How DC civic hackers helped spread #BaltimoreLunch - DC


May 1, 2015 12:53 pm

How DC civic hackers helped spread #BaltimoreLunch

Local developer Rodney Cobb decided he couldn't sit back and let children miss their lunches because of school closures related to the unrest in Baltimore.

Children having lunch, as they should.

(Photo by Flickr user ubarchives, used under a Creative Commons license)

The day after Baltimore residents broke out into protests following the funeral of Freddie Gray, schools were closed, leaving 84,000 kids without classes — and many without a lunch.

So the #BaltimoreLunch hashtag spread like wildfire.

The tweets indicating where free lunches were being distributed throughout Baltimore caught the eye of a D.C. developer.

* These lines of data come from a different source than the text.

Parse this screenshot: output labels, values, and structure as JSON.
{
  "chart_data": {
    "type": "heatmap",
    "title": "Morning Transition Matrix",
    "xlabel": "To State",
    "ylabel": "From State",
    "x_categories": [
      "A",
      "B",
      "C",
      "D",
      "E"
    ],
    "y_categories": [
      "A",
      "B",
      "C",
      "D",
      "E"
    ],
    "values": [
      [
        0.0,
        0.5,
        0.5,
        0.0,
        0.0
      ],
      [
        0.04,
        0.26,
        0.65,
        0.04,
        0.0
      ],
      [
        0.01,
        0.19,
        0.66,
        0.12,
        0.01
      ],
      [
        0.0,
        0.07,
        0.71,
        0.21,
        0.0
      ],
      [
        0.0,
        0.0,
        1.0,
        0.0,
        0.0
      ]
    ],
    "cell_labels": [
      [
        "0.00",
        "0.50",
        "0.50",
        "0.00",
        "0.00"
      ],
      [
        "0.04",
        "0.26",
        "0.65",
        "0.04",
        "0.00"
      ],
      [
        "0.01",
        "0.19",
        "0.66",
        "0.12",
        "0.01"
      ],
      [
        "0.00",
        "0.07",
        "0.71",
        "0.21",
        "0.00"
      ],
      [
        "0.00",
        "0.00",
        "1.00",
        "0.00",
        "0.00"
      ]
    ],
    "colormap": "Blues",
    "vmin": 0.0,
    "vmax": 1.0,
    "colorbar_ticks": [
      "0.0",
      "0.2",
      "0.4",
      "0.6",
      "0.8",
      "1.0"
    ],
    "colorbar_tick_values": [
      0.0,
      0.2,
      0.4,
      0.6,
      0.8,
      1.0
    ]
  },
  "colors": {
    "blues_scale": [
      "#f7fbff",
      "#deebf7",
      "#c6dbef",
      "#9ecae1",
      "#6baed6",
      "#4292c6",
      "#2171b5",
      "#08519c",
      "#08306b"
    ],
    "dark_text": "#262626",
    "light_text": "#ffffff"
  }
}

Rodney Cobb decided to put some harmony in the chaos of information. “I just couldn’t sit back and be like were not going to do nothing,” he said. “I just didn’t think that that was right.”

Even though schools were closed only Tuesday, Cobb added, supermarket closures could result in children going hungry for several more days. About 84 percent of Baltimore’s public school students are on free or reduced lunch.

Cobb tweeted a call to arms to fellow civic technologists. “I got the back end, somebody can do the front-end stuff,” said Cobb, the cofounder of GovReady, a government IT and cybersecurity compliance company.

Cobb, who is a member of Code for DC, soon received a response from local brigade co-captain Matt Bailey.

The coders quickly spit out a website that mapped free lunches based on information collected from social media.


Cobb and Code for DC are now considering porting over content to Finda, a Code for Boston app for mapping datasets.